Panthers’ Christian McCaffrey says it’s ‘worth it’ for kids to play multiple sports – CBSSports.com

Christian McCaffrey might seem like one of those guys that was always destined to be a football player. He’s 5-foot-11, 205 pounds. His father, Ed McCaffrey, was a 6-foot-5, 215-pound wide receiver that played in the NFL for 13 seasons. His mother, Lisa, was a college soccer player. His older brother played college football. His younger brothers are both football players, too. 

But while McCaffrey may have been destined for this, he didn’t always just play football. And he thinks the fact that he played other sports benefited him along the way. 
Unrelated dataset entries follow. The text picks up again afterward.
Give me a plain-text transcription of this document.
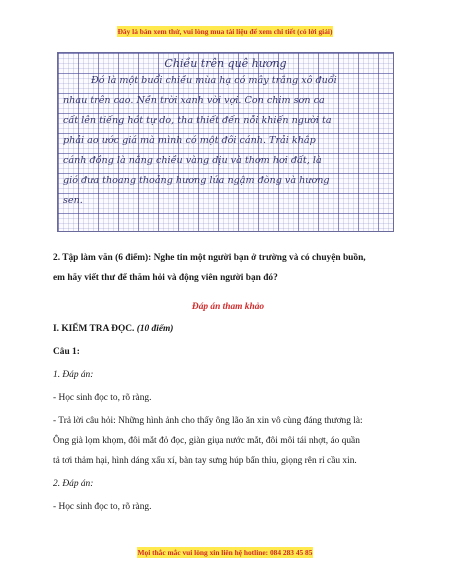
Đây là bản xem thử, vui lòng mua tài liệu để xem chi tiết (có lời giải)
Chiều trên quê hương
Đó là một buổi chiều mùa hạ có mây trắng xô đuổi
nhau trên cao. Nền trời xanh vời vợi. Con chim sơn ca
cất lên tiếng hót tự do, tha thiết đến nỗi khiến người ta
phải ao ước giá mà mình có một đôi cánh. Trải khắp
cánh đồng là nắng chiều vàng dịu và thơm hơi đất, là
gió đưa thoang thoảng hương lúa ngậm đòng và hương
sen.
2. Tập làm văn (6 điểm): Nghe tin một người bạn ở trường và có chuyện buồn,
em hãy viết thư để thăm hỏi và động viên người bạn đó?
Đáp án tham khảo
I. KIỂM TRA ĐỌC. (10 điểm)
Câu 1:
1. Đáp án:
- Học sinh đọc to, rõ ràng.
- Trả lời câu hỏi: Những hình ảnh cho thấy ông lão ăn xin vô cùng đáng thương là:
Ông già lọm khọm, đôi mắt đỏ đọc, giàn giụa nước mắt, đôi môi tái nhợt, áo quần
tả tơi thảm hại, hình dáng xấu xí, bàn tay sưng húp bẩn thỉu, giọng rên rỉ cầu xin.
2. Đáp án:
- Học sinh đọc to, rõ ràng.
Mọi thắc mắc vui lòng xin liên hệ hotline: 084 283 45 85
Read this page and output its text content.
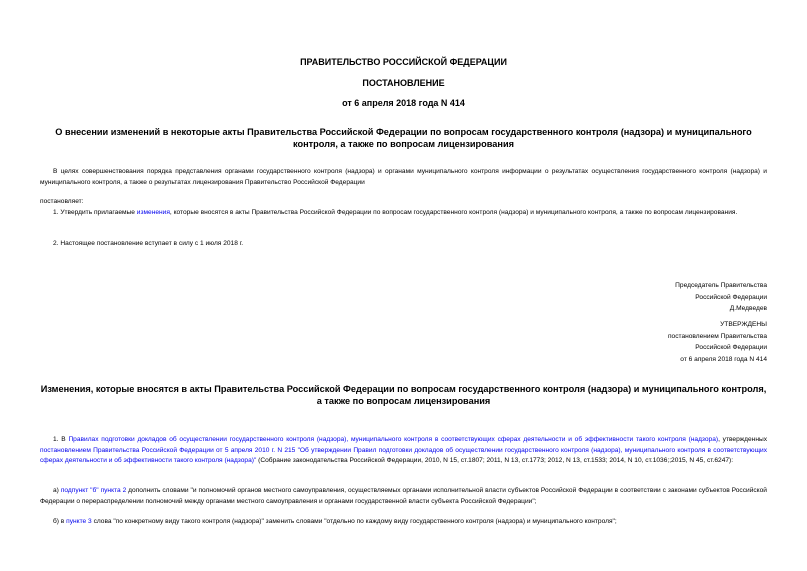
ПРАВИТЕЛЬСТВО РОССИЙСКОЙ ФЕДЕРАЦИИ
ПОСТАНОВЛЕНИЕ
от 6 апреля 2018 года N 414
О внесении изменений в некоторые акты Правительства Российской Федерации по вопросам государственного контроля (надзора) и муниципального контроля, а также по вопросам лицензирования
В целях совершенствования порядка представления органами государственного контроля (надзора) и органами муниципального контроля информации о результатах осуществления государственного контроля (надзора) и муниципального контроля, а также о результатах лицензирования Правительство Российской Федерации
постановляет:
1. Утвердить прилагаемые изменения, которые вносятся в акты Правительства Российской Федерации по вопросам государственного контроля (надзора) и муниципального контроля, а также по вопросам лицензирования.
2. Настоящее постановление вступает в силу с 1 июля 2018 г.
Председатель Правительства
Российской Федерации
Д.Медведев
УТВЕРЖДЕНЫ
постановлением Правительства
Российской Федерации
от 6 апреля 2018 года N 414
Изменения, которые вносятся в акты Правительства Российской Федерации по вопросам государственного контроля (надзора) и муниципального контроля, а также по вопросам лицензирования
1. В Правилах подготовки докладов об осуществлении государственного контроля (надзора), муниципального контроля в соответствующих сферах деятельности и об эффективности такого контроля (надзора), утвержденных постановлением Правительства Российской Федерации от 5 апреля 2010 г. N 215 "Об утверждении Правил подготовки докладов об осуществлении государственного контроля (надзора), муниципального контроля в соответствующих сферах деятельности и об эффективности такого контроля (надзора)" (Собрание законодательства Российской Федерации, 2010, N 15, ст.1807; 2011, N 13, ст.1773; 2012, N 13, ст.1533; 2014, N 10, ст.1036;;2015, N 45, ст.6247):
а) подпункт "б" пункта 2 дополнить словами "и полномочий органов местного самоуправления, осуществляемых органами исполнительной власти субъектов Российской Федерации в соответствии с законами субъектов Российской Федерации о перераспределении полномочий между органами местного самоуправления и органами государственной власти субъекта Российской Федерации";
б) в пункте 3 слова "по конкретному виду такого контроля (надзора)" заменить словами "отдельно по каждому виду государственного контроля (надзора) и муниципального контроля";
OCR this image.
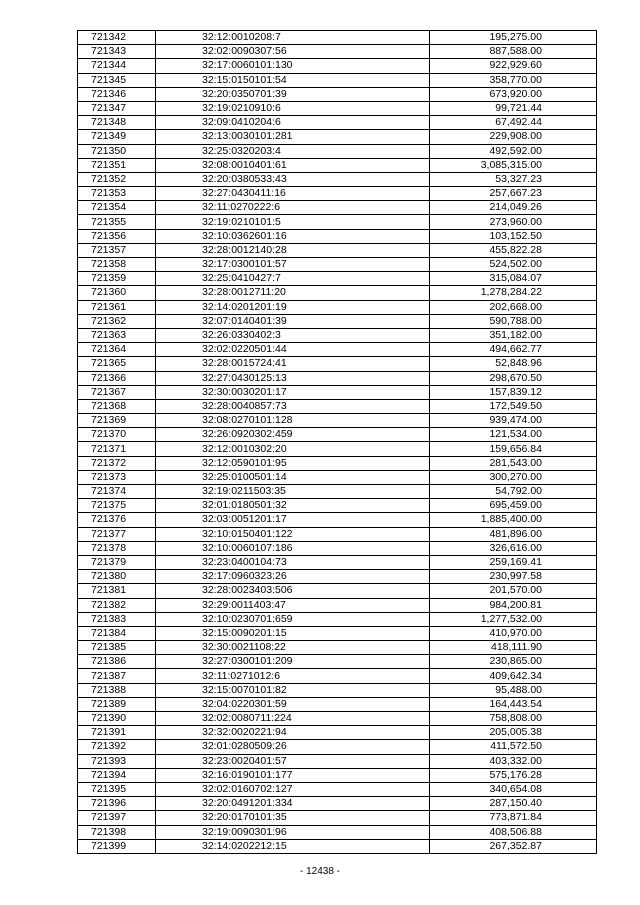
721342	32:12:0010208:7	195,275.00
721343	32:02:0090307:56	887,588.00
721344	32:17:0060101:130	922,929.60
721345	32:15:0150101:54	358,770.00
721346	32:20:0350701:39	673,920.00
721347	32:19:0210910:6	99,721.44
721348	32:09:0410204:6	67,492.44
721349	32:13:0030101:281	229,908.00
721350	32:25:0320203:4	492,592.00
721351	32:08:0010401:61	3,085,315.00
721352	32:20:0380533:43	53,327.23
721353	32:27:0430411:16	257,667.23
721354	32:11:0270222:6	214,049.26
721355	32:19:0210101:5	273,960.00
721356	32:10:0362601:16	103,152.50
721357	32:28:0012140:28	455,822.28
721358	32:17:0300101:57	524,502.00
721359	32:25:0410427:7	315,084.07
721360	32:28:0012711:20	1,278,284.22
721361	32:14:0201201:19	202,668.00
721362	32:07:0140401:39	590,788.00
721363	32:26:0330402:3	351,182.00
721364	32:02:0220501:44	494,662.77
721365	32:28:0015724:41	52,848.96
721366	32:27:0430125:13	298,670.50
721367	32:30:0030201:17	157,839.12
721368	32:28:0040857:73	172,549.50
721369	32:08:0270101:128	939,474.00
721370	32:26:0920302:459	121,534.00
721371	32:12:0010302:20	159,656.84
721372	32:12:0590101:95	281,543.00
721373	32:25:0100501:14	300,270.00
721374	32:19:0211503:35	54,792.00
721375	32:01:0180501:32	695,459.00
721376	32:03:0051201:17	1,885,400.00
721377	32:10:0150401:122	481,896.00
721378	32:10:0060107:186	326,616.00
721379	32:23:0400104:73	259,169.41
721380	32:17:0960323:26	230,997.58
721381	32:28:0023403:506	201,570.00
721382	32:29:0011403:47	984,200.81
721383	32:10:0230701:659	1,277,532.00
721384	32:15:0090201:15	410,970.00
721385	32:30:0021108:22	418,111.90
721386	32:27:0300101:209	230,865.00
721387	32:11:0271012:6	409,642.34
721388	32:15:0070101:82	95,488.00
721389	32:04:0220301:59	164,443.54
721390	32:02:0080711:224	758,808.00
721391	32:32:0020221:94	205,005.38
721392	32:01:0280509:26	411,572.50
721393	32:23:0020401:57	403,332.00
721394	32:16:0190101:177	575,176.28
721395	32:02:0160702:127	340,654.08
721396	32:20:0491201:334	287,150.40
721397	32:20:0170101:35	773,871.84
721398	32:19:0090301:96	408,506.88
721399	32:14:0202212:15	267,352.87
- 12438 -
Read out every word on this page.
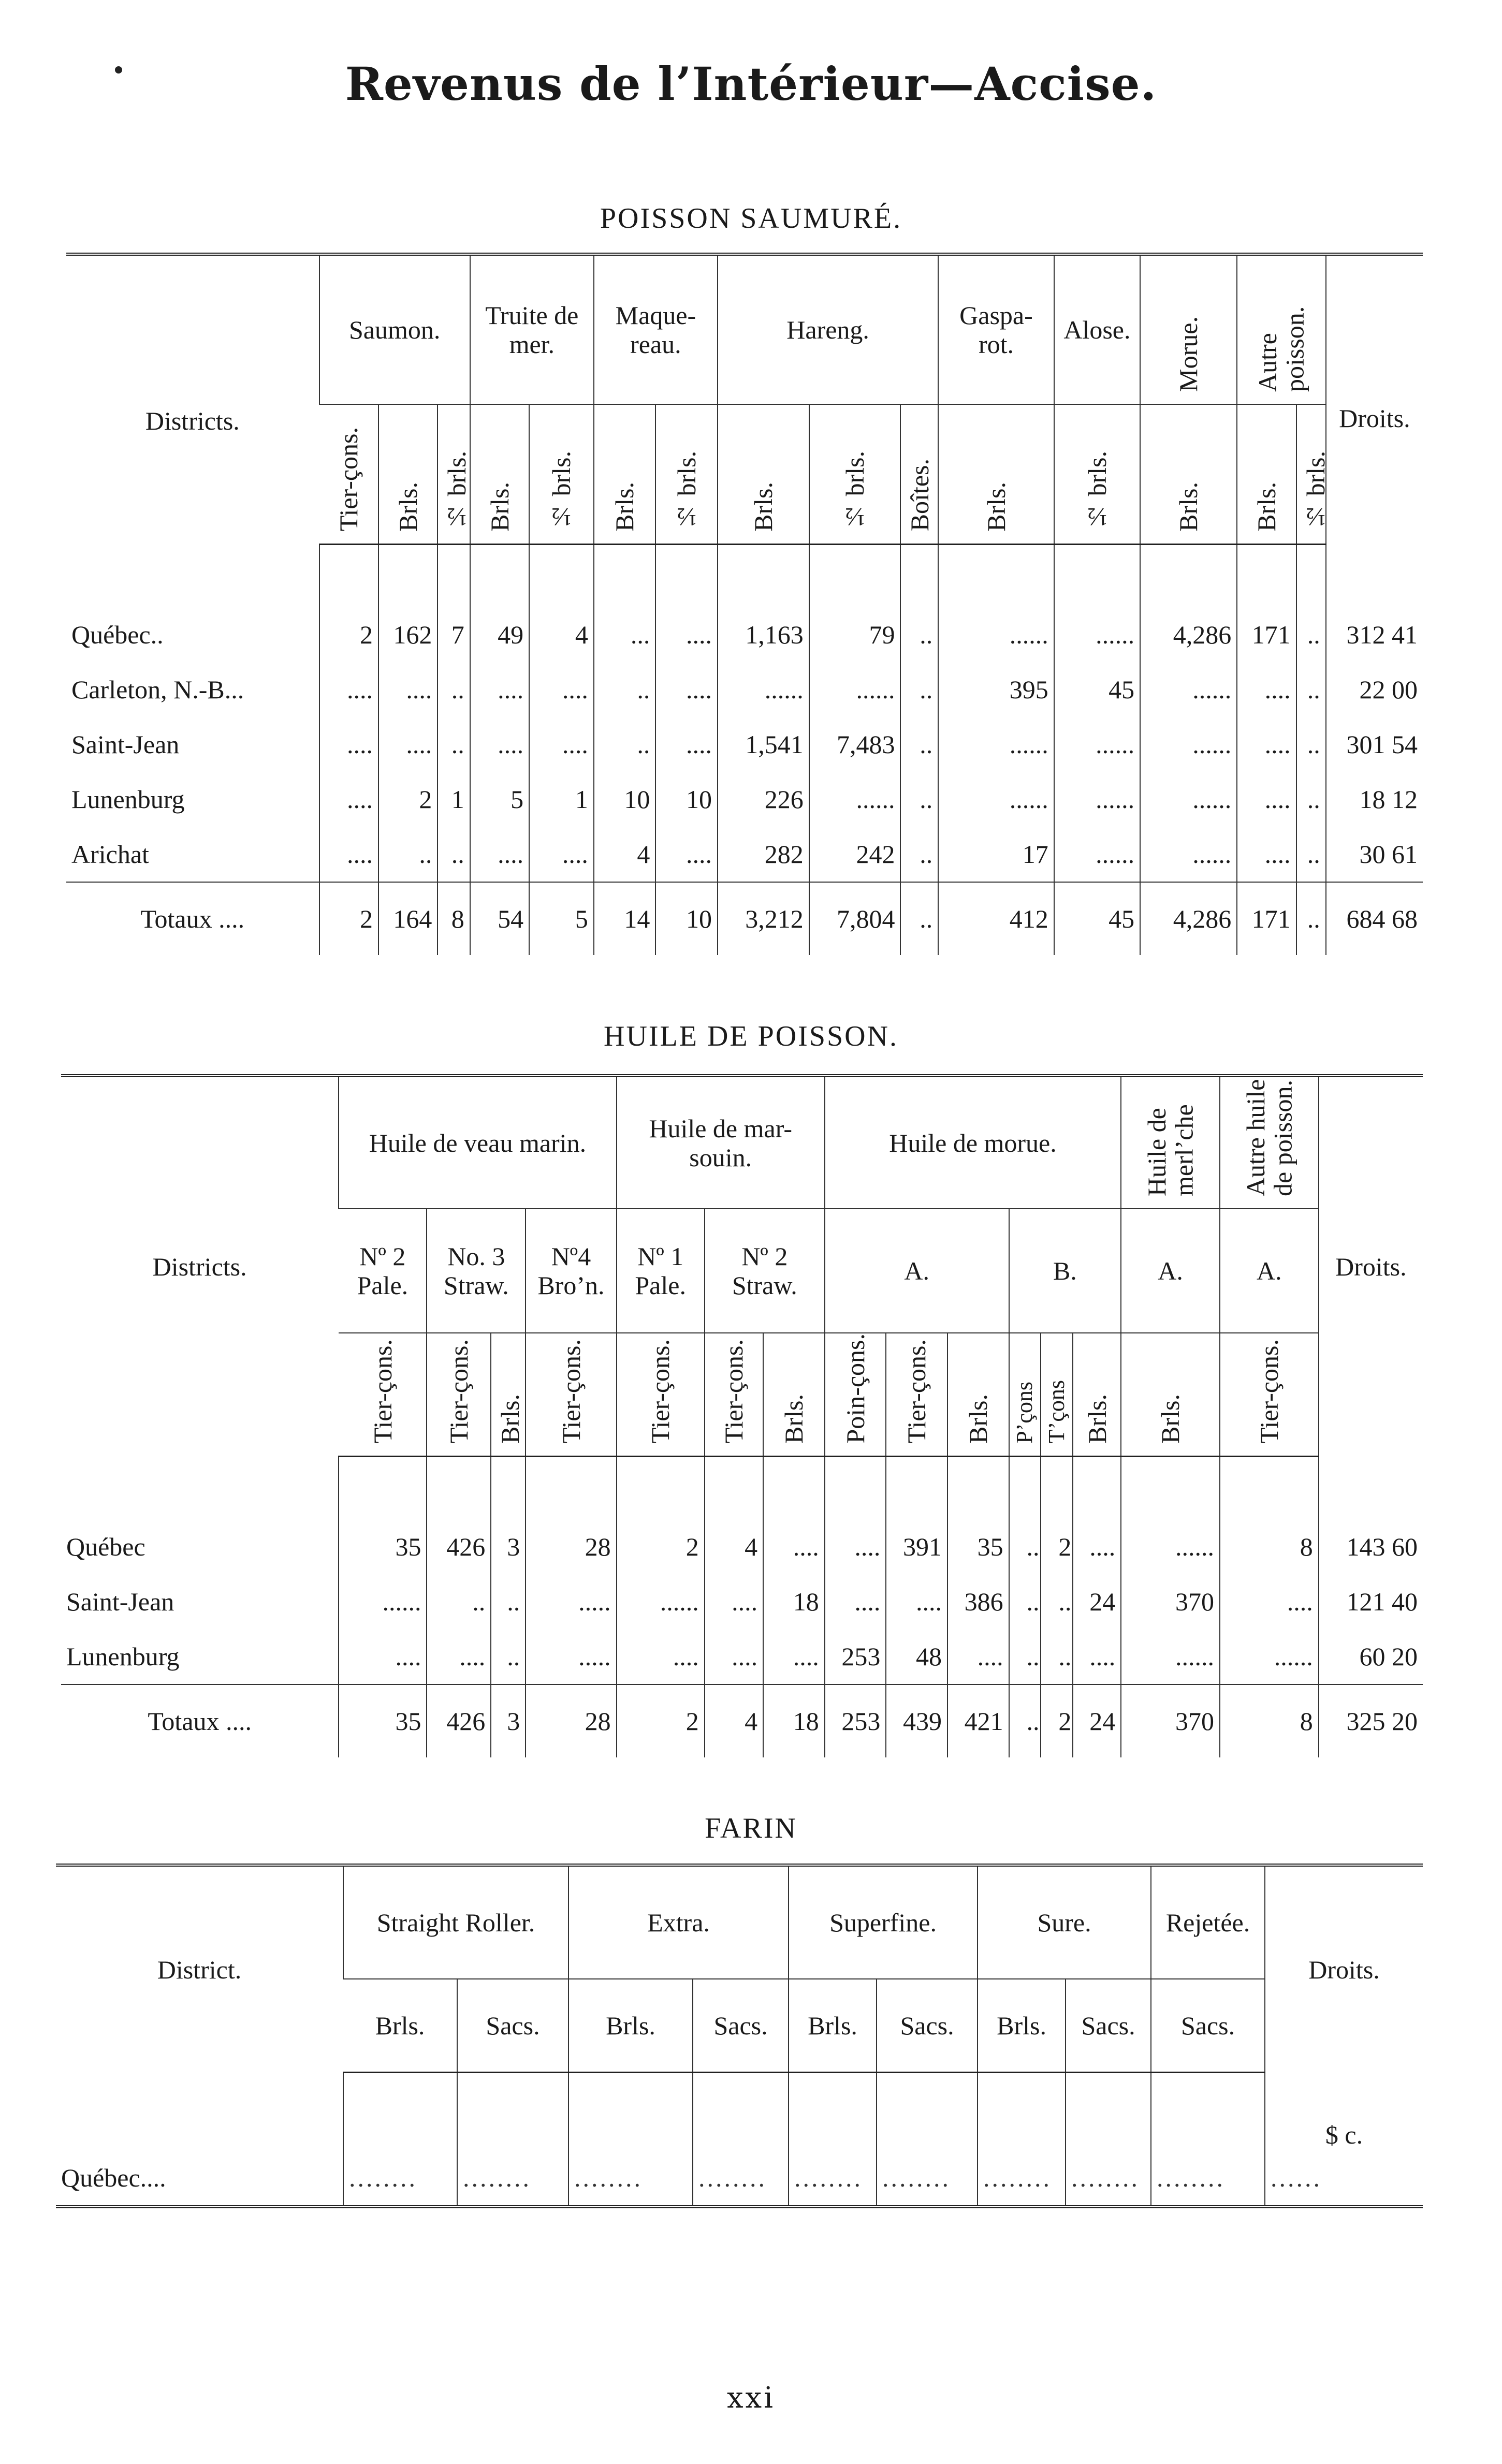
Revenus de l’Intérieur—Accise.
POISSON SAUMURÉ.
Districts.	Saumon.			Truite de mer.		Maque-reau.		Hareng.			Gaspa-rot.	Alose.	Morue.	Autre poisson.		Droits.
	Tier-çons.	Brls.	½ brls.	Brls.	½ brls.	Brls.	½ brls.	Brls.	½ brls.	Boîtes.	Brls.	½ brls.	Brls.	Brls.	½ brls.	

Québec..	2	162	7	49	4	...	....	1,163	79	..	......	......	4,286	171	..	312 41
Carleton, N.-B...	....	....	..	....	....	..	....	......	......	..	395	45	......	....	..	22 00
Saint-Jean	....	....	..	....	....	..	....	1,541	7,483	..	......	......	......	....	..	301 54
Lunenburg	....	2	1	5	1	10	10	226	......	..	......	......	......	....	..	18 12
Arichat	....	..	..	....	....	4	....	282	242	..	17	......	......	....	..	30 61
Totaux ....	2	164	8	54	5	14	10	3,212	7,804	..	412	45	4,286	171	..	684 68
HUILE DE POISSON.
Districts.	Huile de veau marin.				Huile de mar-souin.			Huile de morue.						Huile de merl’che	Autre huile de poisson.	Droits.
	Nº 2 Pale.	No. 3 Straw.		Nº4 Bro’n.	Nº 1 Pale.	Nº 2 Straw.		A.			B.			A.	A.	
	Tier-çons.	Tier-çons.	Brls.	Tier-çons.	Tier-çons.	Tier-çons.	Brls.	Poin-çons.	Tier-çons.	Brls.	P’çons	T’çons	Brls.	Brls.	Tier-çons.	

Québec	35	426	3	28	2	4	....	....	391	35	..	2	....	......	8	143 60
Saint-Jean	......	..	..	.....	......	....	18	....	....	386	..	..	24	370	....	121 40
Lunenburg	....	....	..	.....	....	....	....	253	48	....	..	..	....	......	......	60 20
Totaux ....	35	426	3	28	2	4	18	253	439	421	..	2	24	370	8	325 20
FARIN
District.	Straight Roller.		Extra.		Superfine.		Sure.		Rejetée.	Droits.
	Brls.	Sacs.	Brls.	Sacs.	Brls.	Sacs.	Brls.	Sacs.	Sacs.	
										$ c.
Québec....	........	........	........	........	........	........	........	........	........	......
xxi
“I’m not a fan of locking in to one sport,” McCaffrey said during an appearance on the Dan Patrick Show. “I just think it’s so important as a kid to venture off and do multiple things. And it’s so tough nowadays too because a lot of these baseball teams are all year-round and the only you’re going to get playing time is if you’re there all year-round so you can’t play any other sports. And to me, I look at what basketball and track and baseball did for my football career was more than anything you’re training different muscles, you’re training your mind, and just being a part of multiple teams you learn a lot of life lessons.

“I look at the lessons I learned in basketball — quickness, agility, leaping ability, hand-eye coordination — all that stuff I use in football all the time. In track, obviously, linear speed. And so just being able to do multiple things is extremely important. It’s worth it as a kid to go through that.”

McCaffrey’s just the latest person to extol the virtues of playing more than one sport when you’re a kid. Earlier this week, Cowboys quarterback Dak Prescott said that he wishes he’d played soccer growing up, so that he could have better footwork than he does now. 

A recent study showed that 30 of this year’s 32 first-round picks were multi-sport athletes as children, while 88 percent of Division I athletes played two or three sports growing up, and 70 percent did not specialize in a sport until after they turned 12 years old.